サンテミリオン村郊外西側のワイナリーを歩くのにChâteau Hôtel Grand Barrail(ROUTE DE LIBOURNE, D243, 33330 Saint-Émilion)を起点にしたとき、もう一歩先のポムローヌまでを散策地として考えたが、徒歩で歩くにはシンどいので流石に諦めた。
http://www.grand-barrail.com/
ポムロールは、ペトリウスやル・パンなど素晴らしいワイナリーが有るが何れも一般公開はしていない。出かけても農園とワイナリーで写真を撮ってハイ終わりになるので、別の機会にしようと思ったのだ。
実はその時に考えたのはリブリヌの町のことである。考えてみると、小ボルドーであるリブリヌについて真面目に歩いたことが一度もなかった。ならば、リブリヌ散歩のときにポムローヌは出かけてみようと思った。


リブリヌ駅はボルドーSaint-Jean駅からサンテミリオン駅へ向かう途中にある。ボルドーから40分程度。ボルドーから二つ目、サンテミリオンの一つ前になる。国道D670とD243がサンテミリオンとリブリヌを繫いでいる。
なぜ、ポムローヌ歩きはリブリヌを起点にしようかと考えたかというと、いままで何度もボルドーへ通っていながら、小ボルドーでもあるリブリヌを真面目に歩いていなかったからだ。

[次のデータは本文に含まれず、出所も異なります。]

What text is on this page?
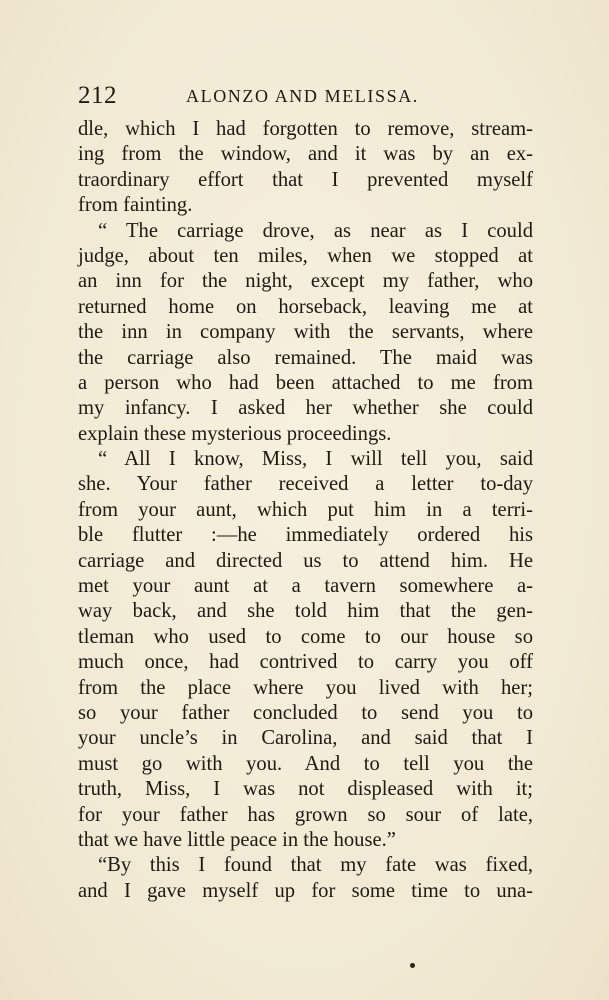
212	ALONZO AND MELISSA.
dle, which I had forgotten to remove, stream-
ing from the window, and it was by an ex-
traordinary effort that I prevented myself
from fainting.
“ The carriage drove, as near as I could
judge, about ten miles, when we stopped at
an inn for the night, except my father, who
returned home on horseback, leaving me at
the inn in company with the servants, where
the carriage also remained. The maid was
a person who had been attached to me from
my infancy. I asked her whether she could
explain these mysterious proceedings.
“ All I know, Miss, I will tell you, said
she. Your father received a letter to-day
from your aunt, which put him in a terri-
ble flutter :—he immediately ordered his
carriage and directed us to attend him. He
met your aunt at a tavern somewhere a-
way back, and she told him that the gen-
tleman who used to come to our house so
much once, had contrived to carry you off
from the place where you lived with her;
so your father concluded to send you to
your uncle’s in Carolina, and said that I
must go with you. And to tell you the
truth, Miss, I was not displeased with it;
for your father has grown so sour of late,
that we have little peace in the house.”
“By this I found that my fate was fixed,
and I gave myself up for some time to una-
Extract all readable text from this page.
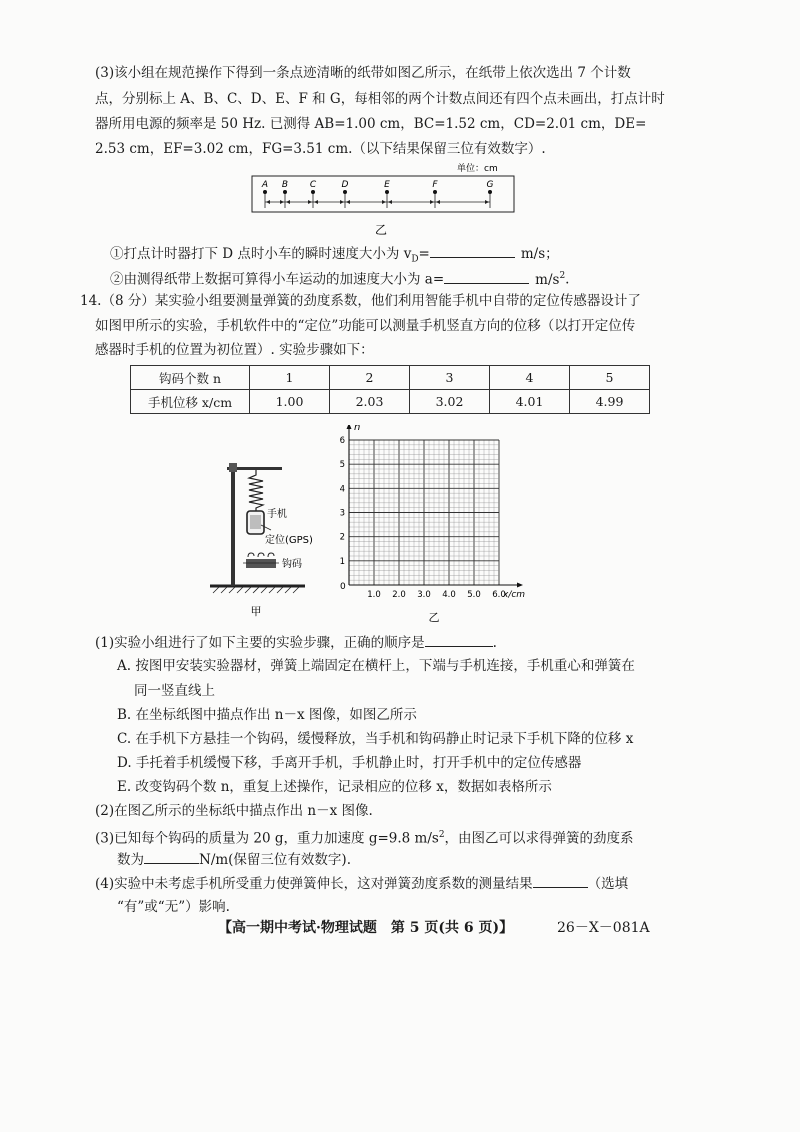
(3)该小组在规范操作下得到一条点迹清晰的纸带如图乙所示，在纸带上依次选出 7 个计数
点，分别标上 A、B、C、D、E、F 和 G，每相邻的两个计数点间还有四个点未画出，打点计时
器所用电源的频率是 50 Hz. 已测得 AB=1.00 cm，BC=1.52 cm，CD=2.01 cm，DE=
2.53 cm，EF=3.02 cm，FG=3.51 cm.（以下结果保留三位有效数字）.
单位：cm
A B C	D	E	F	G
乙
①打点计时器打下 D 点时小车的瞬时速度大小为 $v_D=$	m/s；
②由测得纸带上数据可算得小车运动的加速度大小为 a=	$m/s^2$.
14.（8 分）某实验小组要测量弹簧的劲度系数，他们利用智能手机中自带的定位传感器设计了
如图甲所示的实验，手机软件中的“定位”功能可以测量手机竖直方向的位移（以打开定位传
感器时手机的位置为初位置）. 实验步骤如下：
钩码个数 n	1	2	3	4	5
手机位移 x/cm	1.00	2.03	3.02	4.01	4.99
手机
定位(GPS)
钩码
甲
1.0 2.0 3.0 4.0 5.0 6.0
1
2
3
4
5
6
n
x/cm
0
乙
(1)实验小组进行了如下主要的实验步骤，正确的顺序是	.
A. 按图甲安装实验器材，弹簧上端固定在横杆上，下端与手机连接，手机重心和弹簧在
同一竖直线上
B. 在坐标纸图中描点作出 n－x 图像，如图乙所示
C. 在手机下方悬挂一个钩码，缓慢释放，当手机和钩码静止时记录下手机下降的位移 x
D. 手托着手机缓慢下移，手离开手机，手机静止时，打开手机中的定位传感器
E. 改变钩码个数 n，重复上述操作，记录相应的位移 x，数据如表格所示
(2)在图乙所示的坐标纸中描点作出 n－x 图像.
(3)已知每个钩码的质量为 20 g，重力加速度 g=9.8 $m/s^2$，由图乙可以求得弹簧的劲度系
数为	N/m(保留三位有效数字).
(4)实验中未考虑手机所受重力使弹簧伸长，这对弹簧劲度系数的测量结果	（选填
“有”或“无”）影响.
【高一期中考试·物理试题　第 5 页(共 6 页)】	26－X－081A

リブリヌはボルドーより旧い町だ。青銅器時代には、既にブルターニュからランクドックルションへ、錫交易の中継点として栄えていた土地だった。支配はリグリア人が握っていた。

リグリア人は太古、イタリア半島の北西部から地中海西側に広がっていた民族である。ケルト人との親和性が強く、ローマの支配について反感を抱いていた人々だ。彼らはラングドックルションを中心にフランス中央山塊西側に広がっていた。彼らがブールジュのビトゥリゲ族から錫を買い、それをドルドーニュー川を利用してベルジュラックBergeracへ運び、残りは陸路で地中海側に運んでいたのである。
リブリヌの古名はKendatenという。これはケルト語のken-datt(合流する)から派生した言葉だ。ドルドーニュ川とイール川rivière Isleが合流する地という意味だろう。おそらくケルト人たちはイール川を利用して錫を運んでいたに違いない。リグリア人はこれを交易地Kendatenで受け取り、ドルドーニュ川航路へ載せ替えた。ドルドーニュ川は、ジロンド川の影響を受けて満月/新月の大潮の時は川が猛烈な勢いで逆流する。その逆流する勢いに乗って、リグリア人の船はドルドーニュ川の奥深くまで、錫を載せて遡った。・・このルートは紀元前5世紀まで続いた。しかしイベリア半島に広がったフェニキア人/カルタゴが、さらに支配領域を北へ広げガスコーニュまで及ぶと、リグリア人は撤退し、リブリヌとブルターニュを繫ぐ錫交易のルートは彼らのものになってしまった。
第二次ポエニ戦争によってカルタゴが滅亡するまで、ジロンド川/ドルドーニュ川は彼らのものだった。
彼らが去った後、同地は、なし崩し的にブールジュから流れてきたビトゥリゲ・ヴィヴィスク族のものになるが、新開拓地を求めてローマの退役軍人たちが入り始めると、今度は次第にローマ人たちのものになった。ここをローマのものにしたのは、退役軍人たちだった。彼らがドルドーニュ川左岸に葡萄畑を広げたのだ。ローマが凋落した後もリブリヌは、この退役軍人が開墾したドルドーニュ川左岸の葡萄畑から作られたワインの交易によって細々と糧の手段を得ていたのである。